Uno de los dilemas centrales de la política es como transformar las palabras en acción, el deseo en faena y el ideal en una realidad posible. La alternancia en el poder tiene varios beneficios, pero uno de los centrales es que cuando la oposición arriba al gobierno debe entender que la retórica de sus consignas es una simple inscripción de protesta, si no es capaz de comprender con rapidez que en el Estado sólo es posible avanzar con acciones eficaces.

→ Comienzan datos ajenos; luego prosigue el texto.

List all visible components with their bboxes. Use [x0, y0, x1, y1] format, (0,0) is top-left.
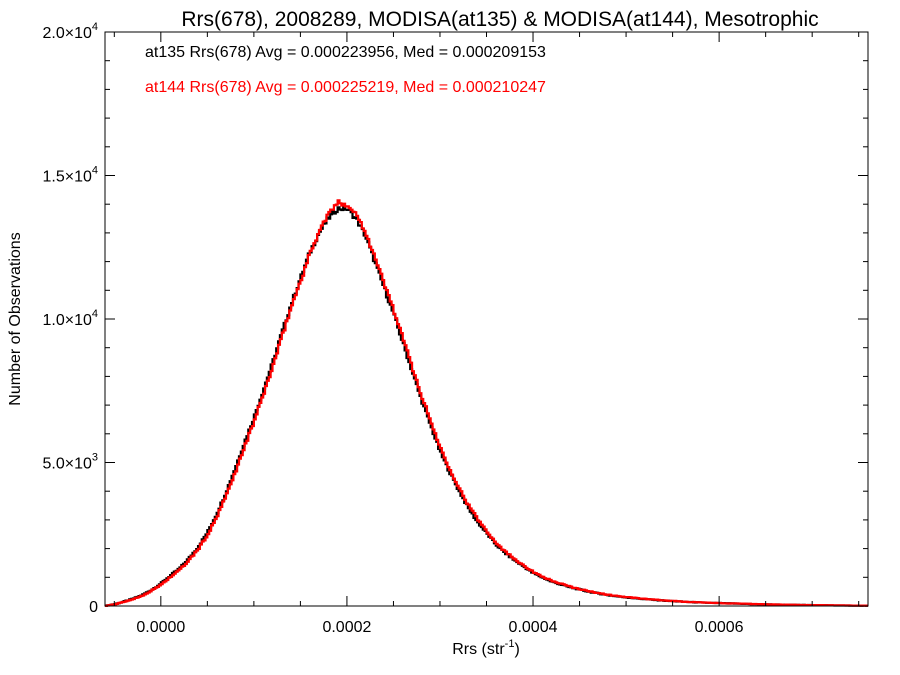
- legend-entry-at144: at144 Rrs(678) Avg = 0.000225219, Med = …: [145, 79, 546, 96]
- y-tick-label-exponent: 4: [92, 308, 98, 320]
- plot-frame: [104, 31, 869, 607]
- y-tick-label: 2.0×104: [42, 21, 98, 42]
- x-axis-label: Rrs (str-1): [452, 638, 520, 658]
- x-tick-label: 0.0000: [136, 619, 185, 636]
- ticks-layer: 0.0000 0.0002 0.0004 0.000605.0×1031.0×1041…: [42, 21, 868, 636]
- y-axis-label: Number of Observations: [7, 232, 24, 405]
- y-tick-label-exponent: 3: [92, 452, 98, 464]
- y-tick-label-mantissa: 2.0×10: [42, 25, 91, 42]
- x-axis-label-close: ): [514, 641, 519, 658]
- series-line-at144: [105, 199, 868, 607]
- x-axis-label-superscript: -1: [505, 638, 515, 650]
- y-tick-label-mantissa: 1.5×10: [42, 169, 91, 186]
- y-tick-label-mantissa: 1.0×10: [42, 312, 91, 329]
- y-tick-label-mantissa: 0: [89, 599, 98, 616]
- series-layer: [105, 199, 868, 607]
- y-tick-label: 1.0×104: [42, 308, 98, 329]
- y-tick-label-mantissa: 5.0×10: [42, 456, 91, 473]
- x-tick-label: 0.0006: [695, 619, 744, 636]
- chart-title: Rrs(678), 2008289, MODISA(at135) & MODIS…: [181, 8, 818, 31]
- y-tick-label: 5.0×103: [42, 452, 98, 473]
- y-tick-label-exponent: 4: [92, 21, 98, 33]
- x-axis-label-main: Rrs (str: [452, 641, 505, 658]
- x-tick-label: 0.0004: [509, 619, 558, 636]
- y-tick-label: 1.5×104: [42, 165, 98, 186]
- legend: at135 Rrs(678) Avg = 0.000223956, Med = …: [145, 44, 546, 96]
- x-tick-label: 0.0002: [322, 619, 371, 636]
- y-tick-label-exponent: 4: [92, 165, 98, 177]
- y-tick-label: 0: [89, 599, 98, 616]
- legend-entry-at135: at135 Rrs(678) Avg = 0.000223956, Med = …: [145, 44, 546, 61]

Resignarse a ese proceso es quizá el costo más importante al instalarse por primera vez en el Ejecutivo.
Estas últimas semanas de la administración Boric son el mejor reflejo de esto, y su visita a la Araucanía la expresión de lo que implica entender las complejidades del ejercicio del poder. Las declaraciones del Presidente estuvieron llenas de significado, porque son resultado de una comprensión de la realidad para quien, hasta hace poco, argumentaba al compás de unas pancartas.
Sus dichos —sobre la comisión de actos terroristas en la región, la necesidad de perseguir a los culpables, atender a las víctimas, sostener que quemar iglesias y escuelas no son reivindicaciones de ninguna lucha digna sino la herencia más abyecta de los autoritarismos negadores de la dignidad humana y que ningún acto de violencia amedrentará al Estado para ejercer su poder— son resultado de descifrar que la Presidencia de la República no es sólo un lugar simbólico. Para “habitar” correctamente el cargo, es necesario ejecutar con decisión.
Porque si hay un asunto que resulta claro en el ejercicio del Poder Ejecutivo es asumir que las necesidades públicas son complejas, que los organismos estatales son fragmentados y que los recursos públicos son escasos, por lo que requieren de priorización y rendición de cuentas.
Este principio de realidad es también el que deben asumir quienes participan de la disputa electoral y pretenden conquistar la Presidencia, Porque como explicaron Rittel y Weber hace casi cinco décadas, “los problemas sociales nunca se resuelven. En el mejor de los casos, sólo se solventan transitoriamente una y otra vez”.
Lo honesto, como afirma Beth Noveck, es que promovamos una idea mucho más compleja: “que los problemas públicos sólo pueden ser manejados o abordados”, porque “por más exitosa que sea una intervención pública, siempre quedarán cosas por hacer”. De ahí que los problemas públicos de hoy tengan su origen, inevitablemente, en las soluciones de un pasado reciente.
Quizá esa simple explicación facilite la conciliación sobre las distintas interpretaciones de nuestros últimos treinta años, y permita vislumbrar de mejor modo por qué en el Estado las palabras requieren transformarse en acción, como parte de un curso progresivo en el cual los desenlaces nunca son definitivos.